Questions on weighted least squares

View: New views
3 Messages — Rating Filter:   Alert me  

Questions on weighted least squares

by Zhang Yanwei - Princeton-MRAm :: Rate this Message:

Reply to Author | View Threaded | Show Only this Message

Hi all,
 I met with a problem about the weighted least square regression.
 1. I simulated a Normal vector (sim1) with mean 425906 and standard deviation 40000.
 2. I simulated a second Normal vector with conditional mean b1*sim1, where b1 is just a number I specified, and variance proportional to sim1. Precisely, the standard deviation is sqrt(sim1)*50.
 3. Then I run a WLS regression without the intercept term with "weights" equal to  sqrt(sim1)*50. I wonder whether I should specify the weights in this way so that each observation will have equal variance 1.
 4. If step 3 is correct, it should yield the same result if I normalize the response and the predictor first with sqrt(sim1)*50, and then use the "lm" function without "weights". But the two methods yield different results.
  Would someone tell me which one is the correct way to do?

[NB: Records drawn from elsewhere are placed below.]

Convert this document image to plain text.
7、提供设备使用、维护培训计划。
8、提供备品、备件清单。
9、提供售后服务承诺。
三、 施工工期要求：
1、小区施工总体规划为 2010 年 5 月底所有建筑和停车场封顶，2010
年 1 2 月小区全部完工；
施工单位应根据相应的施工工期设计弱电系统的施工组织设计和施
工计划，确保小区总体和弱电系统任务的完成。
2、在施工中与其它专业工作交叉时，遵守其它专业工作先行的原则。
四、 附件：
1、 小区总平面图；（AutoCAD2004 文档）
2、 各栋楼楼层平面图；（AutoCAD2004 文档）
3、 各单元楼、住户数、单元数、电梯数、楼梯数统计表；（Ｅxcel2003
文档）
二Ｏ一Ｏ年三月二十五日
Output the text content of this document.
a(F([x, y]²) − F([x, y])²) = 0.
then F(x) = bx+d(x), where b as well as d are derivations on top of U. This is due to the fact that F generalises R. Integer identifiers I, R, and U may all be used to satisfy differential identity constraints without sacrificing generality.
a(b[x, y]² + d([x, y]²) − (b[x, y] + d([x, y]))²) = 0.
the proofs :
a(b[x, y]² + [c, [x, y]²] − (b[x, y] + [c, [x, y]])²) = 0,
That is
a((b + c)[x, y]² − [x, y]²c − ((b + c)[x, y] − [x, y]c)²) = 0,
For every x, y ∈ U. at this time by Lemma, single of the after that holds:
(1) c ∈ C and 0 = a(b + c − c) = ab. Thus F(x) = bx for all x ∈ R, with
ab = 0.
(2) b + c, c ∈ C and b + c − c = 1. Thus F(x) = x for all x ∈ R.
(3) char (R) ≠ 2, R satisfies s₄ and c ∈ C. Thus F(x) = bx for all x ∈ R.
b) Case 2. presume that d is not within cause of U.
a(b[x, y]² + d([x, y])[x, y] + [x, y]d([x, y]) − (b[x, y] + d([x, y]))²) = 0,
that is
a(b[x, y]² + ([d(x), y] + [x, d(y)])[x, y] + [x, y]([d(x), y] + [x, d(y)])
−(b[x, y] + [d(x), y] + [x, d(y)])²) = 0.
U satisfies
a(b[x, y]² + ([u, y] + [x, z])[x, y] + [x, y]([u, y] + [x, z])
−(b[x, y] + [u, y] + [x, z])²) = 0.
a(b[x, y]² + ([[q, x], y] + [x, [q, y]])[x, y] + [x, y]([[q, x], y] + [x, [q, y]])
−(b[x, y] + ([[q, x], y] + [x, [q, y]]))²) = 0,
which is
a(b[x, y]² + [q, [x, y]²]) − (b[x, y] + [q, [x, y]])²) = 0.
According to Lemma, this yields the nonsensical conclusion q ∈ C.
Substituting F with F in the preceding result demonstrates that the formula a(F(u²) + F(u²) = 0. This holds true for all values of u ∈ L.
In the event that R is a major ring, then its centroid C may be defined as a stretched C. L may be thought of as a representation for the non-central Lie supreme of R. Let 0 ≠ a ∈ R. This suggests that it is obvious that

Thanks in advance, and the code and output are as follows:


> b1=474186/425906
> n=240
> sim1=rnorm(n,425906,40000)
> sim2=matrix(0,n,1)
> for (i in 1:(n)){
+ sim2[i]=rnorm(1,sim1[i]*b1,sqrt(sim1[i])*50)
+ }
> fit1=lm(sim2~-1+sim1,weights=sqrt(sim1)*50)
> coef(fit1)
    sim1
1.116028
> y=sim2/(sqrt(sim1)*50)
> x=sim1/(sqrt(sim1)*50)
> fit2=lm(y~-1+x)
> coef(fit2)
       x
1.116273


Sincerely,
Yanwei Zhang
Department of Actuarial Research and Modeling
Munich Re America
Tel: 609-275-2176
Email: yzhang@...<mailto:yzhang@...>


        [[alternative HTML version deleted]]

______________________________________________
R-help@... mailing list
https://stat.ethz.ch/mailman/listinfo/r-help
PLEASE do read the posting guide http://www.R-project.org/posting-guide.html
and provide commented, minimal, self-contained, reproducible code.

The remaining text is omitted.